Dressed much of the time in an Indian garment much like that worn by Mahatma Gandhi, Mr. Chapman lost 55 pounds during his fast, all the while waiting for a satisfactory response from the IRS to one question: "Where is my tax liability in the law?"
"I want to pay any tax I owe," Mr. Chapman declared during his fast, but added, "I can't find a law that says I owe a tax."
Mr. Chapman received a response from the IRS explaining that although the U.S. income tax system is voluntary, it is mandated by Congress and supported by the courts. The letter also states that, "The payment of income taxes is not optional and the average citizen knows that the payment of income taxes is legally required."
In addition, Mr. Chapman received responses to his inquiry from Senator Kay Bailey Hutchinson (R-TX) and Representative Michael Burgess (R-TX), both of whom explained in detail how Congress authorizes the Department of Treasury to collect income taxes.
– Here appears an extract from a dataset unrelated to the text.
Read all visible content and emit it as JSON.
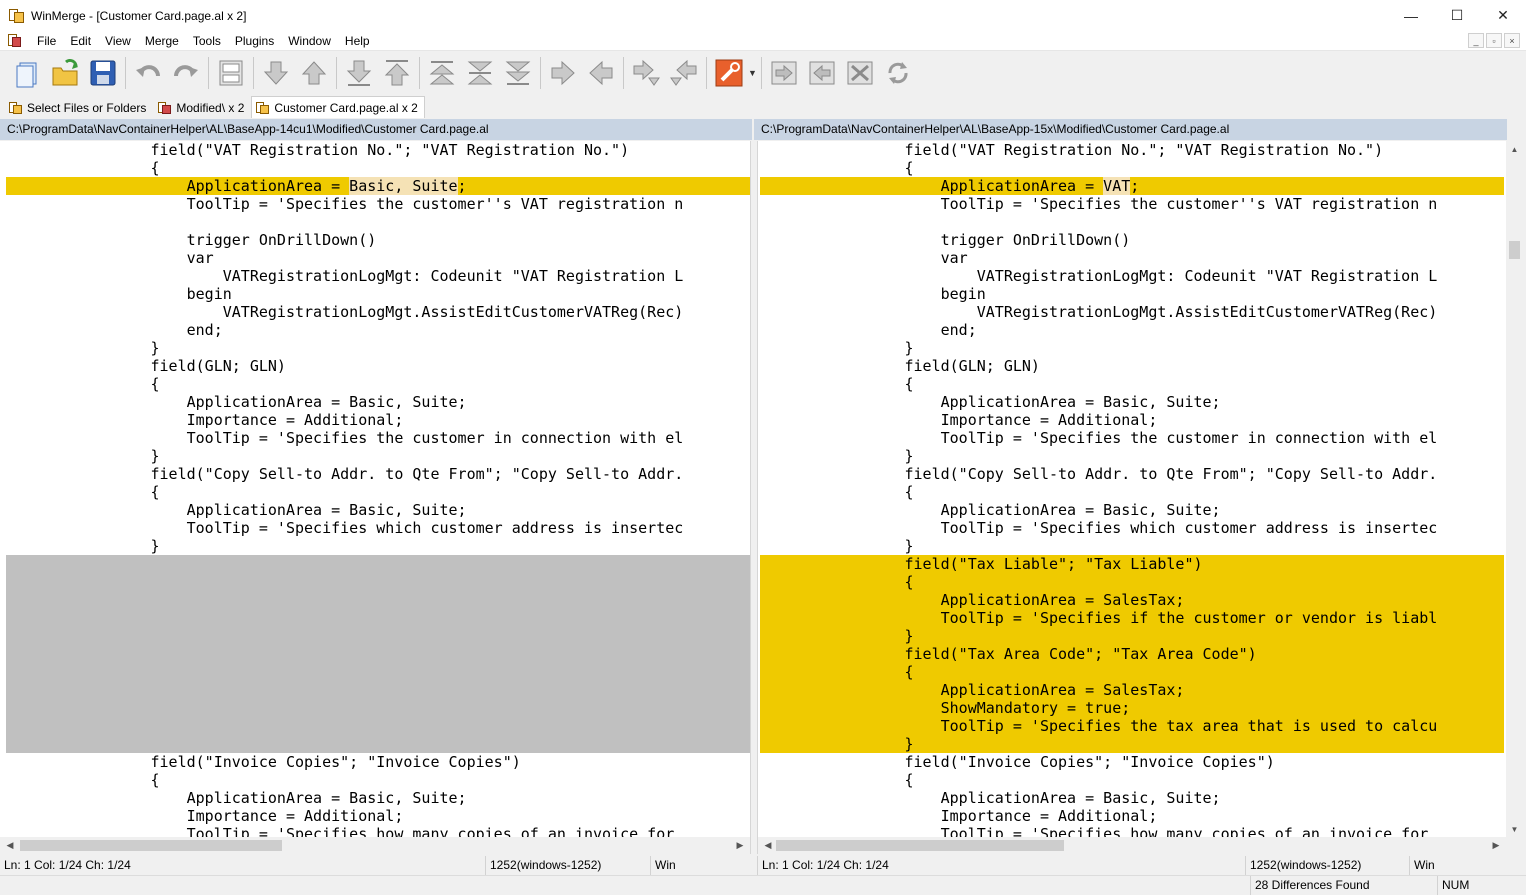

Mr. Chapman claims he decided to end his hunger strike, which began on April 15, when he realized that his strike went against two principles taught by Gandhi, those being that one should not fast against those who do not love us, and that one should not fast against those who think they are in the right.
Once Mr. Chapman regains his strength, he plans to begin his march to Washington, stopping in towns along the way to "teach people about freedom."